UA-89169382-1 Crônicas de Juvenal: Arroz aos porcos!

quarta-feira, 17 de agosto de 2011

Arroz aos porcos!

Se o problema do crescimento da obesidade entre populações de baixa renda já nos fez rever conceitos pré-estabelecidos sobre o padrão de alimentação nacional (http://cronicasdejuvenal.blogspot.com/2011/08/disseram-que-eu-voltei-americanizada.html), eis que o tema da alimentação nos convida mais uma vez ao exame de prioridades nacionais. Desta vez, o foco da atenção é o auxílio que será oferecido pelo poder público aos produtores de arroz no Rio Grande do Sul.

Notícia publicada hoje na Folha Online anuncia que "na tentativa de salvar a economia de partes do Sul do país, o governo federal vai começar a direcionar o arroz produzido para a alimentação de animais" (http://www1.folha.uol.com.br/mercado/960824-para-segurar-preco-arroz-e-dado-aos-animais.shtml; mas já vou logo avisando que a íntegra da matéria está disponível apenas para assinantes).

Que o governo federal queira ajudar os arrozeiros, que afirmam sofrer com o ônus das supersafras e ver o preço do seu produto rebaixado para um nível abaixo do preço de custo pelo mercado, vá lá. E que o governo federal pareça estar preocupado com a saúde das aves e suínos deste país, ainda é aceitável.

Mas daí a querer presentear a indústria de aves e suínos com o arroz comprado com o dinheirinho suado dos nossos impostos, aí já é demais! O negócio é mais feio do que parece: segundo a Folha, dos R$ 60 milhões que o governo federal vai investir até o final deste mês, uma parte deles será destinada à compra de "um total de 500 mil toneladas" a ser "ofertado para indústrias de aves e suínos".

O problema não reside, a meu ver, na ajuda estatal aos produtores (isto, claro, se partirmos do pressuposto de que existe boa-fé na estipulação do preço de custo). O problema maior é o destino do arroz.

Para quem não sabe ou anda com a memória fraca, a erradicação da fome e da pobreza extrema até 2015 é um dos objetivos fixados pelo governo brasileiro para o Terceiro Milênio junto a instâncias internacionais (http://www.pnud.org.br/odm/objetivo_1/). Dentre os indicadores utilizados para se avaliar se o objetivo foi alcançado (ou não) estão: a) disponibilidade de kcal para consumo da população; b) prevalência de crianças (com menos de 2 anos de idade) abaixo do peso, por Regiões; c) prevalência de adultos (20 anos ou mais de idade) abaixo do peso.

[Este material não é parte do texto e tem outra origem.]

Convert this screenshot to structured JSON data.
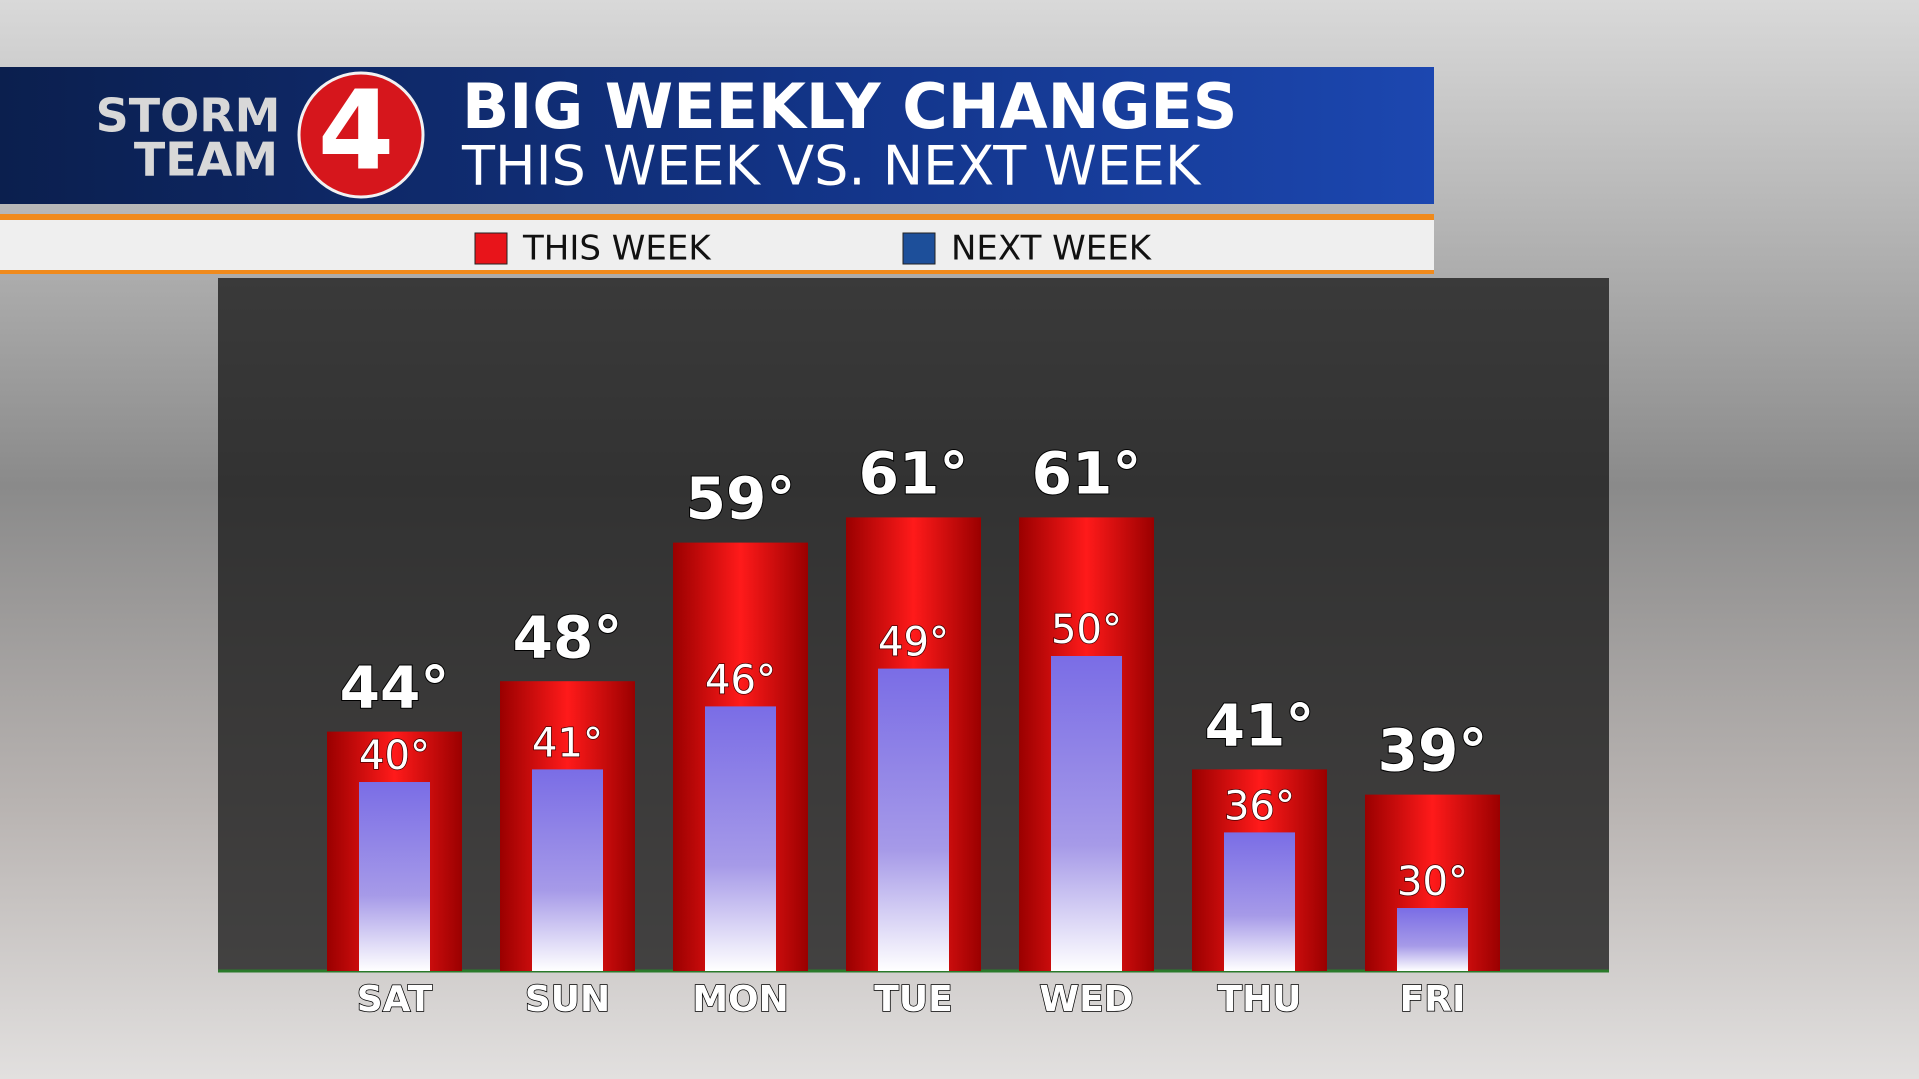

Ora, em um país que, em 2008, possuía 8,9 milhões de brasileiros "com renda domiciliar inferior a US$ 1,25 por dia" (dados do PNUD), o custo do quilo de arroz tem impacto direto nesses três indicadores. Assim sendo, dar arroz para os porcos - com todo o respeito que tenho pelos mesmos - é mais do que um luxo: é uma inversão de prioridades. E nem precisa ter uma imaginação muito poderosa para pensar em um destino mais austero para tanto arroz: merenda escolar, por exemplo, seria um destino mais que razoável.

E já que estamos falando de metas difíceis de serem cumpridas, aqui vai mais uma: a Campanha Nacional pelo Direito à Educação (CNDE) alerta que, para o governo federal cumprir as metas do Novo Plano Nacional de Educação, "serão precisos R$ 100 bilhões a mais do que o previsto" para todo o decênio (http://oglobo.globo.com/educacao/mat/2011/08/17/para-cumprir-metas-do-novo-pne-serao-precisos-100-bilhoes-mais-do-que-preve-mec-diz-estudo-925144157.asp#ixzz1VJrElFGc). Ou seja, para se alcançar o patamar desejado, seria necessário destinar 10% do PIB, e não os atuais 7%, para a educação.

Diante da discrepância entre a realidade concreta e as metas estabelecidas, fica aqui uma nítida impressão: porcos e aves gordinhos e saudáveis, porque alimentados com arroz, serão os melhores candidatos a se sentarem nos bancos escolares nos próximos dez anos. E há quem diga que o que é do homem, o bicho não come!